Cassius Clay compì una parabola tra le più luminose, ma non molto gli è sopravvissuto, mi pare.
Questo il libro di Lefranc lo lascia solo trasparire con la decadenza fisica di Cassius Clay dovuta al morbo di Parkinson.
Leggerlo come un tributo alla figura di Cassius Clay dà un senso compiuto a questo libro, diversamente ne ha molto meno. Vive di luce riflessa, insomma.
L’inizio del libro, bello:
Ho visto i più grandi pugili neri sfigurati dalla vergogna, dolci giganti stravolti ostaggi di lentezza senile, le braccia bucherellate dalle pere, messi in mostra in talk show prime time a vendere detersivi e mutande. Gli ho visto la pelle esposta in primo piano sui televisori, i muscoli disfatti, l’odio impotente in fondo agli occhi. Ho visto la loro condanna a morte minuziosa, gli alti e bassi del loro nome nell’opinione pubblica. Tutti, dai sottomessi ai sediziosi, che sul podio avessero alzato il pugno o la bandiera a stelle e strisce, sono finiti triturati dalle dicerie, inesorabilmente.

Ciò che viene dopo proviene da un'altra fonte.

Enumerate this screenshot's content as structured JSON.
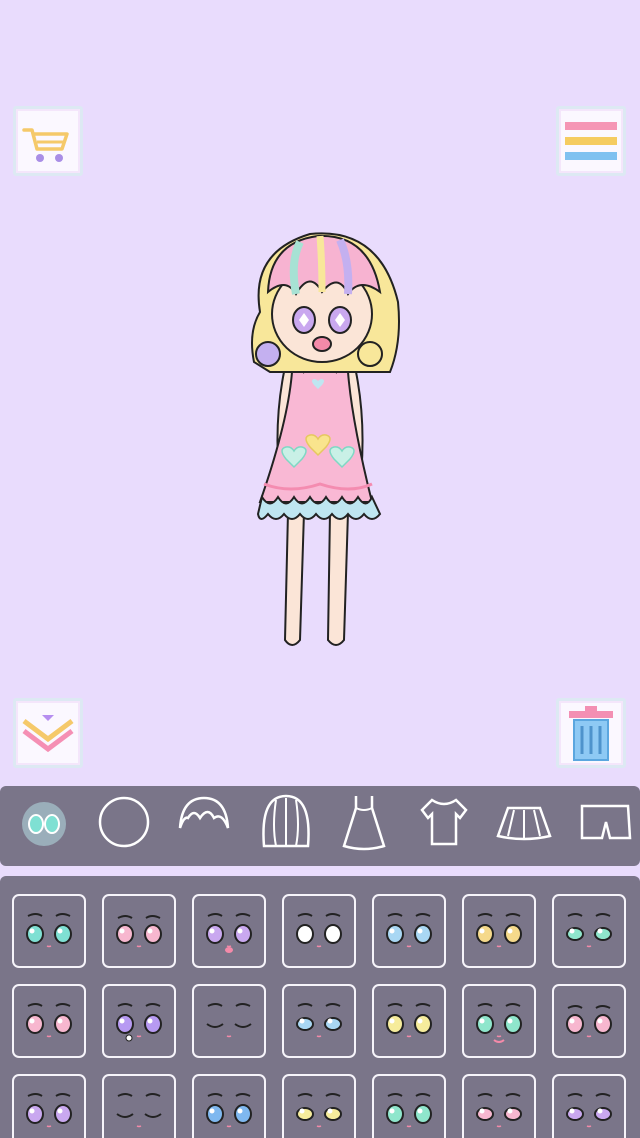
{
  "toolbar": {
    "shop_icon": "shopping-cart-icon",
    "menu_icon": "menu-icon",
    "hide_panel_icon": "double-chevron-down-icon",
    "trash_icon": "trash-can-icon"
  },
  "category_tabs": [
    {
      "id": "face",
      "icon": "face-eyes-icon",
      "selected": true
    },
    {
      "id": "head",
      "icon": "head-shape-icon"
    },
    {
      "id": "bangs",
      "icon": "bangs-hair-icon"
    },
    {
      "id": "hair",
      "icon": "back-hair-icon"
    },
    {
      "id": "dress",
      "icon": "dress-icon"
    },
    {
      "id": "top",
      "icon": "tshirt-icon"
    },
    {
      "id": "skirt",
      "icon": "skirt-icon"
    },
    {
      "id": "bottom",
      "icon": "shorts-icon"
    }
  ],
  "eye_options": [
    {
      "iris": "#7fe0d3",
      "mood": "neutral"
    },
    {
      "iris": "#f7b7cf",
      "mood": "sad"
    },
    {
      "iris": "#c9a8ef",
      "mood": "surprised"
    },
    {
      "iris": "#ffffff",
      "mood": "blank"
    },
    {
      "iris": "#a9d7f3",
      "mood": "neutral"
    },
    {
      "iris": "#f5d98b",
      "mood": "sparkle"
    },
    {
      "iris": "#8fe6cc",
      "mood": "half"
    },
    {
      "iris": "#f7b7cf",
      "mood": "neutral"
    },
    {
      "iris": "#b79af2",
      "mood": "crying"
    },
    {
      "iris": "#000000",
      "mood": "closed"
    },
    {
      "iris": "#a9d7f3",
      "mood": "bored"
    },
    {
      "iris": "#f6ec9c",
      "mood": "neutral"
    },
    {
      "iris": "#8fe6cc",
      "mood": "happy"
    },
    {
      "iris": "#f7b7cf",
      "mood": "worried"
    },
    {
      "iris": "#c9a8ef",
      "mood": "neutral"
    },
    {
      "iris": "#000000",
      "mood": "sleepy"
    },
    {
      "iris": "#7fb8ef",
      "mood": "sparkle"
    },
    {
      "iris": "#f6ec9c",
      "mood": "half"
    },
    {
      "iris": "#8fe6cc",
      "mood": "angry"
    },
    {
      "iris": "#f7b7cf",
      "mood": "half"
    },
    {
      "iris": "#c9a8ef",
      "mood": "half"
    }
  ],
  "colors": {
    "background": "#e9dcfd",
    "panel": "#7a7589",
    "outline": "#f6f4fa"
  }
}
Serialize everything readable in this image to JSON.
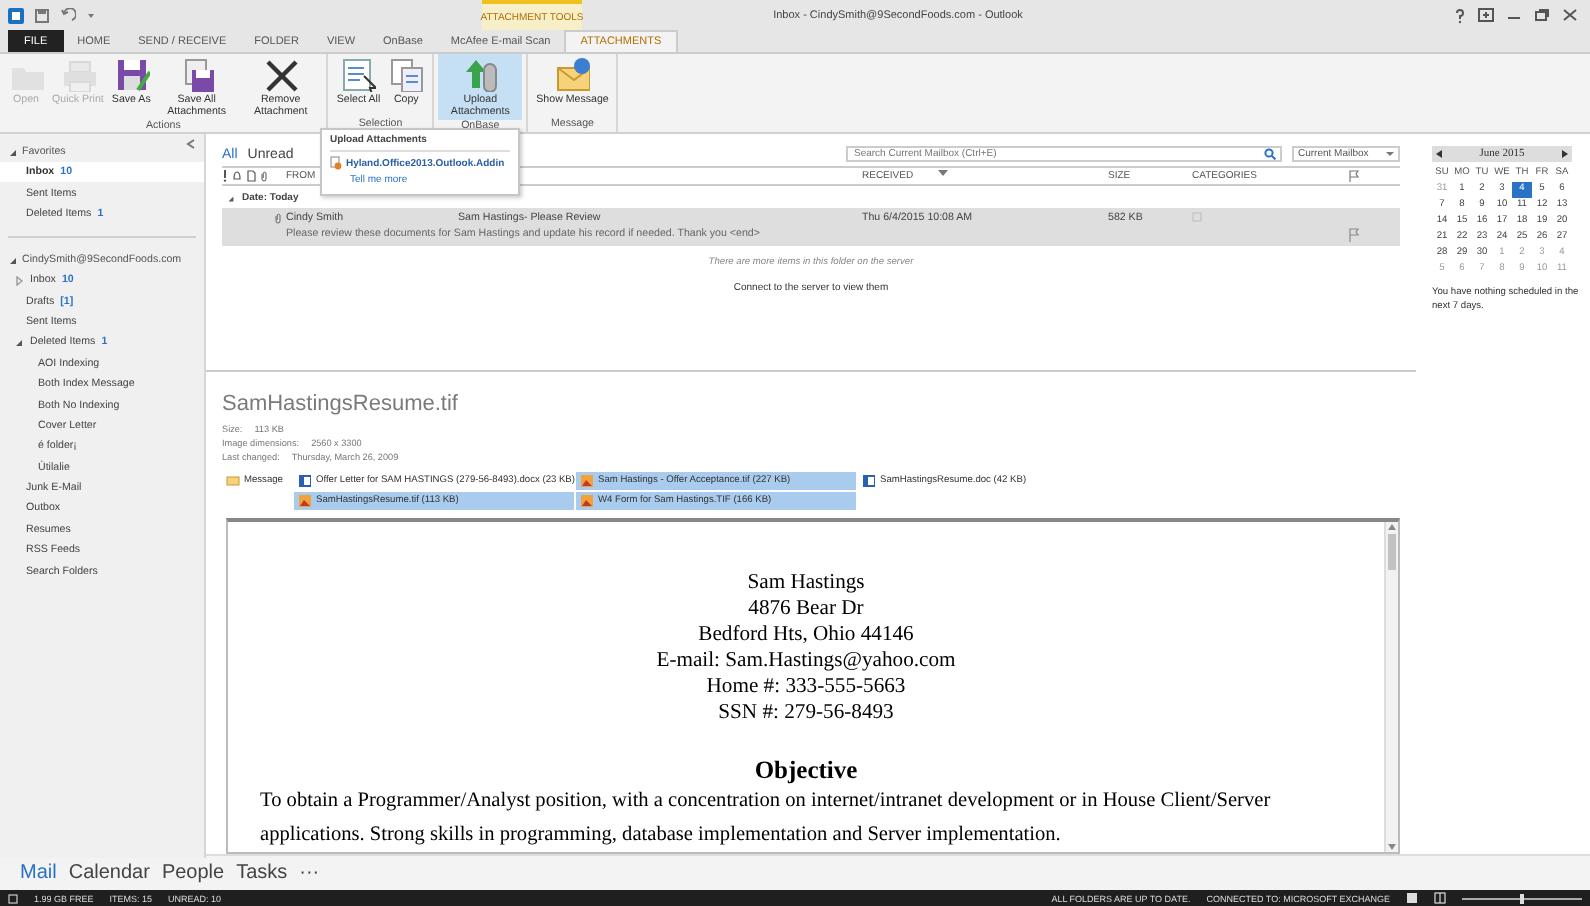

Ho visto i più grandi pugili neri affrontarsi per le scommesse dei padroni bianchi, riportati all’antica condizione di schiavi, presi in giro nei loro diritti fondamentali. Campioni come Floyd Patterson, Sonny Liston e perfino come me, dopo trionfi incontestabili, vere orge di gloria, correvano sempre il rischio di vedersi negare un bicchiere o un piatto caldo da un barista di quarta categoria. Dall’alto della sua pelle bianca, qualsiasi barista di quarta categoria poteva pulirsi le scarpe su un titolo di campione del mondo, sulle voci che lo innalzano al cielo e i milioni di dollari fruscianti intorno a un nome.
Che succede a un sogno quando è appeso?
Si dissecca
come un acino al sole?
Note:
– un buon commento è apparso su Europa.